A new report by Protect Our Winters (POW), a climate advocacy group based in Colorado, says a low-snow year can cost the ski resort industry more than $1 billion and 17,400 jobs, compared to an average season.
POW’s data has serious implications for the snow-sports industry. As climate change worsens and snowfall becomes less reliable, resorts see less business. If it gets too bad, some resorts might close altogether, which would have economic consequences far beyond the slopes.
“In mountain towns across the United States that rely on winter tourism,” the report says, “snow is currency.”
Resorts this year in the Sierra Nevada, Idaho, and Canada have closed early or shut down entirely because of low snow. Others have relied heavily on snowmaking machines. And some resorts have had to rethink how they approach low-snow seasons, like in Lake Tahoe, where the Heavenly Mountain Resort says it will blow up and then clear boulders on some runs to make it easier to ski with less snow.
In 2016, more than 20 million people skied, snowmobiled, or snowboarded. And according to POW, these people added $11.3 billion to the U.S. economy through buying gear, resort tickets, hot chocolate at the lodge, hotel rooms, gas, groceries, restaurant meals, and drinks in bars. In a good season with plenty of snow, that figure can go way up.

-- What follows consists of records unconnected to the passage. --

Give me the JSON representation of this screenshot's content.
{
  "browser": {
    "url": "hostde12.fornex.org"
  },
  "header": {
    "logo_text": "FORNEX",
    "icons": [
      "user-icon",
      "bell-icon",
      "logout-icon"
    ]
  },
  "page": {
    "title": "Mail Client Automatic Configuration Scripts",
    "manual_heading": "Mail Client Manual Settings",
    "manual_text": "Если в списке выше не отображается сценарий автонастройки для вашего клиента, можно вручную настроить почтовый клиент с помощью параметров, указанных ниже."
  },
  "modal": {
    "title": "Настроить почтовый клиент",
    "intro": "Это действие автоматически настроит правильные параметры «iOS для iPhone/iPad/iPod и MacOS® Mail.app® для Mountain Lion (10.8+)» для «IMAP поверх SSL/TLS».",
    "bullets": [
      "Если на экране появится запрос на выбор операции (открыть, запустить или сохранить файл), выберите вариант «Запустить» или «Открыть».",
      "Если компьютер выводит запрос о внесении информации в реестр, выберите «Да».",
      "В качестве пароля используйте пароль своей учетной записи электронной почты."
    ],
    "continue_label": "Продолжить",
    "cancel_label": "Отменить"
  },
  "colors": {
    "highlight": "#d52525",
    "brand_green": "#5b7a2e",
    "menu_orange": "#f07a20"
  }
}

Thanks to climate change, big swings in the weather are predicted to get much worse. About two generations into the future, by 2080, the average temperature in the Rocky Mountains during ski season is expected to rise nine degrees, which will lead to 16 percent less snow, according to POW’s report. That means many fewer ski days overall. And in the southern Rockies of Colorado and New Mexico, it could spell the end for some resorts—which could devastate entire mountain-town economies.
“We know the facts,” the POW reports concludes, “and need not lay them out again here in detail: snowfall is diminishing, and the economic consequences are severe. The rising monetary toll is dwarfed by the emotional insult of a lifestyle in decline.”